My friends: there’s no contest. This is EASILY the best bagel I’ve ever eaten. I ate half of it in my car and took this picture to show you the underneath.
So deep, dark, and crackly — like the most wonderfully charred bread or pizza — but then, and here’s the important part, so light. This bagel wasn’t even remotely dense. It basically floated out of the container that they served it in. I loved it so much, that instead of eating the second half in my car, I raced it home so that Craig could try it.
Craig is anti-superlative — he hates it when I call anything “the best this” or “the best that” — but he quickly echoed my praise. “It really is the best,” he said, wanting more of it than I was willing to give him.
And so, if you live in L.A. and you love bagels and you haven’t been to Courage? You have no excuse. Get thee to a bagelry!
Now on to cooking matters…
Yesterday, I had a wonderful day of cooking.
I felt like an Italian grandmother, going to the farmer’s market in the morning and gathering up strawberries and basil and olives and radicchio, and then I spent the afternoon in the kitchen whipping things up for a dinner party… but in the most rustic, casual way.
So I made a pavlova out of Nicole Rucker’s wonderful book, Dappled.
I sliced rhubarb…
…and then stewed it with sugar and vanilla and a few berries until a knife went through the pieces easily.
I hand chopped olives with anchovies and garlic and capers to make Nancy Silverton’s olive tapenade from Mozza at Home. (The secret ingredients are orange zest and lemon zest; then you finish with lemon juice and olive oil and parsley.) I served that with Bellwether Farms ricotta and some homemade crostini.
For the entree, I made my famous spicy spatchcocked chicken with couscous and salsa verde.
For the couscous, I played with another Nancy Silverton recipe from that same book, adding radicchio — which gave a great hit of purple — and ricotta salata. Oh: and lots of dill.
The chickens I spiced and seasoned the night before — coriander seeds, fennel seeds, black pepper, kosher salt — and roasted them at 425 until golden and 165 on a thermometer.
With them, I served a salsa verde that I made by blitzing garlic, anchovies, capers, and lots and lots of herbs in a food processor with lemon juice and olive oil.
And then, for dessert, I served the pavlova by topping it with whipped cream, the stewed rhubarb and berries, and then some fresh blackberries and strawberries on top.
I gotta say: it was kind of perfect?
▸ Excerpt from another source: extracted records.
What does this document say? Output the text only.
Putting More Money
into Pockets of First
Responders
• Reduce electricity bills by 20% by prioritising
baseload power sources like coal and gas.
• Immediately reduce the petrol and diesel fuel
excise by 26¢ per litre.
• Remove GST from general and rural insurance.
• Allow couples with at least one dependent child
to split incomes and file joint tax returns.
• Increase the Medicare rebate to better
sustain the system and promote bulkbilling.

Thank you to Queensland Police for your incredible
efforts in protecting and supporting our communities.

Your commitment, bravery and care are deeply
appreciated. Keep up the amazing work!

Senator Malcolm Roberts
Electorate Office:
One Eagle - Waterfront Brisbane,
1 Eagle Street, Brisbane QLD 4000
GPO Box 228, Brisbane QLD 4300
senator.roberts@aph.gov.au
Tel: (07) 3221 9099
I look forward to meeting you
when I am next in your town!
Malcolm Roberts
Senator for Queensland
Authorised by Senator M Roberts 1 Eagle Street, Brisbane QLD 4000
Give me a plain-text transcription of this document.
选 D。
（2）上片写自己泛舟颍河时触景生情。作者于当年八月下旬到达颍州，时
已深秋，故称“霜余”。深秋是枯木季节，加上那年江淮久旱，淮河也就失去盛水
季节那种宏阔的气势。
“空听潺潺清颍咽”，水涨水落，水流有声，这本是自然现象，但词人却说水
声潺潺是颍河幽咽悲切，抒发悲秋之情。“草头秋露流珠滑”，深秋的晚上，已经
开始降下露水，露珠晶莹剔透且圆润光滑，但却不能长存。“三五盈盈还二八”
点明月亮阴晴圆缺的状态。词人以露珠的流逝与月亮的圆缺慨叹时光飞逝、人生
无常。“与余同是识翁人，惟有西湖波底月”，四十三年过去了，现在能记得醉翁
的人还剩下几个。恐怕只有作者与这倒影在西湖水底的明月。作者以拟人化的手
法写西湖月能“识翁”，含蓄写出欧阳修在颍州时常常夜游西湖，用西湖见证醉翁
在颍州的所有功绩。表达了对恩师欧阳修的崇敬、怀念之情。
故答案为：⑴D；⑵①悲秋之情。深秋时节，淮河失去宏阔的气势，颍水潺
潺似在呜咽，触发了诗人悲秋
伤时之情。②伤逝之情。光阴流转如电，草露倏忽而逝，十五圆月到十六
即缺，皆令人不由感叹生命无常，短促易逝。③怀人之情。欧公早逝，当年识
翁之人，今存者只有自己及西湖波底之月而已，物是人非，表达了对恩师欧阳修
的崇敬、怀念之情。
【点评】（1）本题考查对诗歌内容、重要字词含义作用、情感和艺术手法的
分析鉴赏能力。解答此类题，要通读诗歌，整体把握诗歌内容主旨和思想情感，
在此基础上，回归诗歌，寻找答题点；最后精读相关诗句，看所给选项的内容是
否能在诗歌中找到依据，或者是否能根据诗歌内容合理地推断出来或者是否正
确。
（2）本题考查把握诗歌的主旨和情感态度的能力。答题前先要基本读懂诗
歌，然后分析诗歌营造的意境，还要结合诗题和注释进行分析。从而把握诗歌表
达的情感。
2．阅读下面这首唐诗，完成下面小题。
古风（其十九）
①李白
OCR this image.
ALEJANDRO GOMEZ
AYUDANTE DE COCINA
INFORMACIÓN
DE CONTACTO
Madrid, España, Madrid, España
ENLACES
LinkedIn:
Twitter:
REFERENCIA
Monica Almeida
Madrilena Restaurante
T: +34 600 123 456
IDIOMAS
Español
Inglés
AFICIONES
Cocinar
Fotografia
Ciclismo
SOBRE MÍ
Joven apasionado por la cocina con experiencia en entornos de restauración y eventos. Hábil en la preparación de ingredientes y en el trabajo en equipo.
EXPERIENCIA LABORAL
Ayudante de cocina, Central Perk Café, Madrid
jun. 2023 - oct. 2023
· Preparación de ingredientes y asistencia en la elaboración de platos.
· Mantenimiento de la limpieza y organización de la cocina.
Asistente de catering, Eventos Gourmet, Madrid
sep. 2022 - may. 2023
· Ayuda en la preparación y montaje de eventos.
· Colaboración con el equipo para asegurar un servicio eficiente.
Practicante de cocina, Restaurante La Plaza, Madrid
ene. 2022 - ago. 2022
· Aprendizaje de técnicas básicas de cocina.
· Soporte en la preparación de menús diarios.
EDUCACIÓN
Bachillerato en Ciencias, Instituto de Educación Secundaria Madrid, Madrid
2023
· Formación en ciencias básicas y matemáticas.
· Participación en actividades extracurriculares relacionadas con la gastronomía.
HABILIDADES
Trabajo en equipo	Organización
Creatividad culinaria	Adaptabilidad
The dinner guests swooned!
Here they are: Felicia Fasano, casting director extraordinaire, who’s our neighbor and new friend, Sammy Birch (a really talented writer), and Kate Berlant (one of the funniest people alive… who’s also been on Lunch Therapy!).
It was a most excellent evening.
On Friday, we met our friend Jimmy, who we hadn’t seen in a year and a half because of Covid, for dinner at Bar Restaurant and had a grand old time.
The dish that blew me away were these mussels which were served out of the shell, in the most scrumptious broth, next to a piece of toasted bread that was soaking everything up with French fries piled on top. Loved it.
On Saturday, I decided to use some sugarsnap peas that I had in the fridge… so I made Joshua McFadden’s cacio e Pepe with sugarsnap peas from his cookbook, SIX SEASONS.
Instead of making it exactly his way, where you make a cacio e Pepe compound butter, I used my own technique for cacio e Pepe… adding the slivered sugarsnaps in with the spaghetti at the very last second. Everything else was the same.
Phew! That was a lot of eating.
Guess who’s on Lunch Therapy this week? It’s Broadway star and Good Doctor doctor, Noah Galvin:
It’s a really lovely talk that covers Noah’s childhood on the road as Gavroche in Les Miz, his memories of cooking with his father — who made epic meals of Sunday Gravy that simmered for two whole days on the stove — and teaching his boyfriend, actor Ben Platt, how to make lasagna during quarantine.